Tim Curtin, 67, Hillside
Family: Married, two children
Education: Attended University of Wisconsin-Madison and Indiana University-Purdue University Indianapolis
Occupation and experience: Union organizer with United Electrical Workers. Served as a union trustee, Oak Park committeeman and chairman of a Green Party committee.
Illinois' top issues: A balanced budget, restoring social service funding and raising revenue, like taxing financial transactions at exchanges and boards of trade.
On prioritizing bills: "I would pay for education and social services first, since they are a necessity for the well-being of the people of Illinois."
On term limits: "We do not need term limits. What is needed is an informed public. If the public understood the positions that these elected officials are taking, maybe they would settle and get something accomplished."
On the budget gridlock: "We need a balanced budget so we can stop borrowing heavily as a state."
The race has also featured extraordinary fundraising.

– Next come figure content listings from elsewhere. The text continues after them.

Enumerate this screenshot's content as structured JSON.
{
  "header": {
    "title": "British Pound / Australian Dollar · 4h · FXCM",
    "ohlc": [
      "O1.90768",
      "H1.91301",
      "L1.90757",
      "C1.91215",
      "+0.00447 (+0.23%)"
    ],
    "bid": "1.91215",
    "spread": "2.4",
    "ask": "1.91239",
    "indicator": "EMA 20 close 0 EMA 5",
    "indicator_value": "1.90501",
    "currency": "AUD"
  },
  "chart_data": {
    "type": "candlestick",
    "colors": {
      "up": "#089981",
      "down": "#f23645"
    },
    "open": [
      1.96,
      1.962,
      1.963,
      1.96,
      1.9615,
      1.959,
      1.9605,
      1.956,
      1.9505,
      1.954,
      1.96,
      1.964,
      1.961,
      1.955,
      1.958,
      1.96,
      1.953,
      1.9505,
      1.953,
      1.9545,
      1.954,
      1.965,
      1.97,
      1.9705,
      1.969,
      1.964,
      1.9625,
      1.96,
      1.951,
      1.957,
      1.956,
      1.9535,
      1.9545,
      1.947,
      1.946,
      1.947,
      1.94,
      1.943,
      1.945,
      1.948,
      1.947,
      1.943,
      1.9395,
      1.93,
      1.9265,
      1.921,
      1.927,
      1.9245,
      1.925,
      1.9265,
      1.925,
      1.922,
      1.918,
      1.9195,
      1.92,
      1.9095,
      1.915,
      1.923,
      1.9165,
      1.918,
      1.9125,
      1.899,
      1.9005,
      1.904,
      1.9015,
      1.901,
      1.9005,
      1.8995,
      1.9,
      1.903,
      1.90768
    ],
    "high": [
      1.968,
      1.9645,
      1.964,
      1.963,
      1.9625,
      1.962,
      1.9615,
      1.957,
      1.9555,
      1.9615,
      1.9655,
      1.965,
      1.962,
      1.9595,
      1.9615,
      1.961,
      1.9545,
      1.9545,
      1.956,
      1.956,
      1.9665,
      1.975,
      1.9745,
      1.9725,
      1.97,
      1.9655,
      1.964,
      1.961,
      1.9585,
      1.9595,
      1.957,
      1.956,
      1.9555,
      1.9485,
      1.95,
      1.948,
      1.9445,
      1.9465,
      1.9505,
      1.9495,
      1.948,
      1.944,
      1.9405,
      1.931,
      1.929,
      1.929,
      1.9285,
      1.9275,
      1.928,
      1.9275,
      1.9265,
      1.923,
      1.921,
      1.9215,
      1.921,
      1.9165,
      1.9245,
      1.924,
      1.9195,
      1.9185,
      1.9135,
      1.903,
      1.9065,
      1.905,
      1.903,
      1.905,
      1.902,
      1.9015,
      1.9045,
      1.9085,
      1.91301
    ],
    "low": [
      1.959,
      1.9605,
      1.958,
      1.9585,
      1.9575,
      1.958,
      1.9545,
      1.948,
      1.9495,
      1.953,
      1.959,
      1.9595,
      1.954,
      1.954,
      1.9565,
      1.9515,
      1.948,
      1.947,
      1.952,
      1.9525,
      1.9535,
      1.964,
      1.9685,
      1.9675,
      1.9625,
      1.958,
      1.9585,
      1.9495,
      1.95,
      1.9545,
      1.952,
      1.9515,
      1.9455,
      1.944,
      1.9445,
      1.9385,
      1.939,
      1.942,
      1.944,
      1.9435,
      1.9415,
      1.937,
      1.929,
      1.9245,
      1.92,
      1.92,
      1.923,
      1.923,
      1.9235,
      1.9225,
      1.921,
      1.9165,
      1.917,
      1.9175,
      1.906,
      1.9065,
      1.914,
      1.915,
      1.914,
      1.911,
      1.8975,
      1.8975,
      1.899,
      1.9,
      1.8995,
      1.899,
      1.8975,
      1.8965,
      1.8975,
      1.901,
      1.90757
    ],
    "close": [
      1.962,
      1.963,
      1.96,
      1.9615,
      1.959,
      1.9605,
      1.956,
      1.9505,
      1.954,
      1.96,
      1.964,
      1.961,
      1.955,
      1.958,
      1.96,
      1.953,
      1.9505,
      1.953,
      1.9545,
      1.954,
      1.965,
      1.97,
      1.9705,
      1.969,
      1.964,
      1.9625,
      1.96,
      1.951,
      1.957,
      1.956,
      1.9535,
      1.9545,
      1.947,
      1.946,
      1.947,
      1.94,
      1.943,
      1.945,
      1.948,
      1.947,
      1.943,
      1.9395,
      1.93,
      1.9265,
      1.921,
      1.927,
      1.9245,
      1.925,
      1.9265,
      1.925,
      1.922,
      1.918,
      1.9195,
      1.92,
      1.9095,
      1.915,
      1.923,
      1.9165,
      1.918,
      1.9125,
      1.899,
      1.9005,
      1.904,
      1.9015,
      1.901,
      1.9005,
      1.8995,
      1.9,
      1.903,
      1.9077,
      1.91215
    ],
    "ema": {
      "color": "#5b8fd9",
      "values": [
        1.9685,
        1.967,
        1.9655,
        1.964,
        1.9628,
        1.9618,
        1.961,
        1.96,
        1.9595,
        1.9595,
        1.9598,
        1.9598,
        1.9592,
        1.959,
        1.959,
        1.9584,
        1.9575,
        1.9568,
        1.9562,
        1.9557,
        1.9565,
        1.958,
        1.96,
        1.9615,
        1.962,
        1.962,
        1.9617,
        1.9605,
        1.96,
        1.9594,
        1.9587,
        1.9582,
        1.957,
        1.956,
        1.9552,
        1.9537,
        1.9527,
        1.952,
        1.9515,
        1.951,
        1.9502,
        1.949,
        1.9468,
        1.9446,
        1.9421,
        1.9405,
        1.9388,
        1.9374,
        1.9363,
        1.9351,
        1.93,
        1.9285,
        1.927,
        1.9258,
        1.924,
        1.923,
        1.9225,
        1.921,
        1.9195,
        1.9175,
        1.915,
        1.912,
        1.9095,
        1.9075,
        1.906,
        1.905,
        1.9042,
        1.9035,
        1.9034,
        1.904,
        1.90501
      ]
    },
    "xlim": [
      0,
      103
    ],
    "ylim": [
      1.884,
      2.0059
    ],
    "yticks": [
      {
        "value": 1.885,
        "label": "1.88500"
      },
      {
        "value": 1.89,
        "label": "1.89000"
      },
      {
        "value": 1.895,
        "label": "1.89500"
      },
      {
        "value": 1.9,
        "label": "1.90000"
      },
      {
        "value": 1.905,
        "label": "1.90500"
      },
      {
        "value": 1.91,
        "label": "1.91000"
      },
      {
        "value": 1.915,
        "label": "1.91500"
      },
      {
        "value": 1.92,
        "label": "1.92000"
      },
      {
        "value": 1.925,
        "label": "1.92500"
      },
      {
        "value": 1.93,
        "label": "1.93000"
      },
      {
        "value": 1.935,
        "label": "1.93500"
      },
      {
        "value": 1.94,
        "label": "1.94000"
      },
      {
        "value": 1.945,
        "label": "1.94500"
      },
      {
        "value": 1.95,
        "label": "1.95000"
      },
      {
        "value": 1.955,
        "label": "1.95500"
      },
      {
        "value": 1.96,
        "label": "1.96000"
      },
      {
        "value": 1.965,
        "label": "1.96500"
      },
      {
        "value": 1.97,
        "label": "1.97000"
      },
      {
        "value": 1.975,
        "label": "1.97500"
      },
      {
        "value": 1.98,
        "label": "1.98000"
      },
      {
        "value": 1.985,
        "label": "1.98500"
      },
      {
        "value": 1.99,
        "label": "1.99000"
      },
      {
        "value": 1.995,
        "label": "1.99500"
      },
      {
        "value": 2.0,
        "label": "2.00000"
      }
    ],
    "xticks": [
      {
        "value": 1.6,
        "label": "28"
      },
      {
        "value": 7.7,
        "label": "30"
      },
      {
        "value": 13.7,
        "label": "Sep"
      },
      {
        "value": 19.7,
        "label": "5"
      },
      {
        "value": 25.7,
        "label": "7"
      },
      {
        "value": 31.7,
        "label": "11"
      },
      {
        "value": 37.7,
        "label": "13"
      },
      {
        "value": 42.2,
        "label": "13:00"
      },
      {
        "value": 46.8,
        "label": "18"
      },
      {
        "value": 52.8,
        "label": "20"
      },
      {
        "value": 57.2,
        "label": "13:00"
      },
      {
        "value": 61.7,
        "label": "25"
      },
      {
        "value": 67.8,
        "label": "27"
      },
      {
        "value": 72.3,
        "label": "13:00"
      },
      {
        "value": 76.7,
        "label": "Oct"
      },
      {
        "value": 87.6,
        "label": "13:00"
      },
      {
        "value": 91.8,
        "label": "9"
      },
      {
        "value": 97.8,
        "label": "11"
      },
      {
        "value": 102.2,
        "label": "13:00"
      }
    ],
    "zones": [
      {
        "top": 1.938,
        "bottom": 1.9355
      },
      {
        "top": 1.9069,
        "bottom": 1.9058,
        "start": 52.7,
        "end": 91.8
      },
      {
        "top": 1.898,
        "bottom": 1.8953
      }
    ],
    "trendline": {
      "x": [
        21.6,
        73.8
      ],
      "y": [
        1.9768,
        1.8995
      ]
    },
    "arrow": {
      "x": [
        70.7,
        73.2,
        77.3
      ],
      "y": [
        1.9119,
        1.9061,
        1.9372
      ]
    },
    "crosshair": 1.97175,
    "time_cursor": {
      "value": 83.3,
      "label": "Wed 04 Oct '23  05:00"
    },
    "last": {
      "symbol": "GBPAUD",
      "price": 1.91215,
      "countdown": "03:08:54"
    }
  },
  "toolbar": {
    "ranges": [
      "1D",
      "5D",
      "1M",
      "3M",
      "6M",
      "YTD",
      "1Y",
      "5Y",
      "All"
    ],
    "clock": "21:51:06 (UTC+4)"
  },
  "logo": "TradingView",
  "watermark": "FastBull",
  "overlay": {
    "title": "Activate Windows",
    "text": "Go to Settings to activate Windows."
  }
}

Munger has raised more than double what Mendoza has, mostly due to gigantic donations from wealthy businessmen supporting Rauner.
Since 2015's start, Munger collected roughly $9 million, with $1 million from Rauner, $2 million from businessman Richard Uihlein and $5 million from Citadel CEO Ken Griffin. Munger transferred $3 million to the Republican Party, which is pouring money into legislative battles to reduce Democratic supermajorities.
Mendoza raised about $3.5 million in the same time period, made up of a sizeable portion of union donations and $650,000 from a Democratic Party fund controlled by Madigan.
The two faced off in one televised debate where both interrupted each other often as they defended their records.
Munger claimed her opponent voted "in lockstep" with Madigan and her campaign donations come from special interests. She defended her own campaign fund as support from people who want to improve Illinois.
"The governor has not bought me," she said on Chicago's WTTW.
But Mendoza said the contributions make Munger a "wholly-owned subsidiary" of Rauner. She defended her budget votes as preserving funding for people in need.
"I feel like I'm running against Governor Rauner right now," Mendoza said afterward. "The minute he bought the office, it became a proxy between him and myself."